De pronto, se escuchó un golpe estruendoso que paralizó a todos. Uno de los visitantes se había atorado en una cruz de metal y había caído sobre la tumba. El silencio se tornó aún más incómodo, los gritos de Don Cuco habían cesado, algo los hizo voltear hacia el frente. En ese momento la última campanada soltó su silbido y los visitantes quedaron atónitos con lo que miraban. No era la primera vez que pasaba, ya les habían advertido que, en otras ocasiones, las quejas eran las mismas.

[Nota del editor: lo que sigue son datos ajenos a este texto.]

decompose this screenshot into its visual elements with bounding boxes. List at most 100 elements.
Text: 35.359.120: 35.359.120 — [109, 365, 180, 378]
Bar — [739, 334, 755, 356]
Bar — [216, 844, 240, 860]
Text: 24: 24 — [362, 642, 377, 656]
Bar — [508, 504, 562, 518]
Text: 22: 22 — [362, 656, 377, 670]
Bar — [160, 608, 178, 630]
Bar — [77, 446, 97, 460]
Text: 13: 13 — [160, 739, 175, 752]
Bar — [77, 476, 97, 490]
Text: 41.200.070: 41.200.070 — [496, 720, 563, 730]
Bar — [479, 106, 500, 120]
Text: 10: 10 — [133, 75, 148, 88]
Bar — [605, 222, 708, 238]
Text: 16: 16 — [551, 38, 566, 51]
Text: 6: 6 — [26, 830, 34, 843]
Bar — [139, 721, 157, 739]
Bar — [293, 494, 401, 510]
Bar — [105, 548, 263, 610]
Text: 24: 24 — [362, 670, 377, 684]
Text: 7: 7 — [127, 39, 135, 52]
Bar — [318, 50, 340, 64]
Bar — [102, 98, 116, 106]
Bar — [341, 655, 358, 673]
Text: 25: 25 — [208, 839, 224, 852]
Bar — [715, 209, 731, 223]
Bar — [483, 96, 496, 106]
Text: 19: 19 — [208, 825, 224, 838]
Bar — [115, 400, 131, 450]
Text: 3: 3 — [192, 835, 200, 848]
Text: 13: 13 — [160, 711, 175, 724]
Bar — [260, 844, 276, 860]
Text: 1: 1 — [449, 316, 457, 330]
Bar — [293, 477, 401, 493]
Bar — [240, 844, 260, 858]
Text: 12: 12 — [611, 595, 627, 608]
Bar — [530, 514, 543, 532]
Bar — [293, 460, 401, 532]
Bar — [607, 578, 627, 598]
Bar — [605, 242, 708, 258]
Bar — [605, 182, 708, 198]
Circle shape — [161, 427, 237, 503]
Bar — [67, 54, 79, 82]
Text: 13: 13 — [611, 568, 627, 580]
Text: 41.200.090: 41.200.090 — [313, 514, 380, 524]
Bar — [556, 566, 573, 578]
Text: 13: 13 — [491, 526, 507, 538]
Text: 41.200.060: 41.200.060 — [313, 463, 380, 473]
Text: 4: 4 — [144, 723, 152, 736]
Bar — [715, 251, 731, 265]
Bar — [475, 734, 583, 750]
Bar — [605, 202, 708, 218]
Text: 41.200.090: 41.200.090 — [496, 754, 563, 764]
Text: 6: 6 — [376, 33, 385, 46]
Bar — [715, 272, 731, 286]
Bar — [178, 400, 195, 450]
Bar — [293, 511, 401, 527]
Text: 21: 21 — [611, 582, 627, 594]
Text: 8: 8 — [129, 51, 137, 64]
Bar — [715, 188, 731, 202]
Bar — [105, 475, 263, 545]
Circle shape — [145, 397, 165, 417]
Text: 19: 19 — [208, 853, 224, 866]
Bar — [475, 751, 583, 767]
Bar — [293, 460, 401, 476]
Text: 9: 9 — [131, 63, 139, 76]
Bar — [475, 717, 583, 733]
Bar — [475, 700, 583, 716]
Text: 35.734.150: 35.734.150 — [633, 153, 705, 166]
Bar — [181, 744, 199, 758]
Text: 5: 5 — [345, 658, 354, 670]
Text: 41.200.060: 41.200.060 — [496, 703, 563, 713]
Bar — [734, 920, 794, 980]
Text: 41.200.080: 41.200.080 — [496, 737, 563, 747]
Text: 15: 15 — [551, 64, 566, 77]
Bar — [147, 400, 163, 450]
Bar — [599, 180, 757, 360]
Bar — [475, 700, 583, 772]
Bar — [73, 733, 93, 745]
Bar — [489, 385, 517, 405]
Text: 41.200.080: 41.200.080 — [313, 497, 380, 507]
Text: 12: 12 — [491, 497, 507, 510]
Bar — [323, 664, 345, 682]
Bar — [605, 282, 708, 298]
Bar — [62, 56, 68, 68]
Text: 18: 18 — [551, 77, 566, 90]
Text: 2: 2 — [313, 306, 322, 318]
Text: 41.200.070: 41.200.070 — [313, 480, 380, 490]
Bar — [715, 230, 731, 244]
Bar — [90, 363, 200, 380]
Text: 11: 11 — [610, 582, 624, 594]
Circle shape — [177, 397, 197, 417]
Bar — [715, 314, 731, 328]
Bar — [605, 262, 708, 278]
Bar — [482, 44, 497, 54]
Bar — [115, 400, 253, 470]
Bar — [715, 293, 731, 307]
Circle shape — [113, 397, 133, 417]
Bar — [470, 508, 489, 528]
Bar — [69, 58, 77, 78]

La mujer de la sevillana alzó la cara, los ojos de todos se encontraron en un rito fúnebre, los visitantes alcanzaron a ver que se trataba de un rostro conocido, pero no sabían con certeza dónde la habían visto antes, tal vez en la calle haciendo las compras del mercado o quizá se trataba de la señora de la casona del centro, pero se parecía más a un retrato de su libro de historia o a una fotografía de los periódicos del abuelo.
Uno de los jóvenes recordó que llevaba consigo una cajita de cerillos que se apresuró a sacarla, encendió uno, apenas y alumbró al que seguía atorado en la cruz oxidada, como pudo lo ayudó a zafar la tela, encendió otro cerillo que alcanzó para leer “Aquí yace Don Cuco Mendoza, parece que se ha ido”. Para cuando intentaron prevenir a los demás, la mujer de la sevillana había desaparecido dejando una ráfaga de viento en su lugar. La noche había caído sobre ellos, así como el miedo que los echó a correr en busca de la salida. Pero no había salida, eran las seis de la tarde en punto y la puerta estaba cerrada y ellos completamente solos.
Cuando despertaron, se dieron cuenta de que nunca estuvieron vivos.
Semblanza:
Fátima Téllez es Licenciada Letras Españolas por la Universidad de Guanajuato. Ha participado como ponente en congresos y encuentros de literatura de la Benemérita Universidad Autónoma de Puebla, la Universidad Autónoma de Baja California y la UAM-Iztapalapa.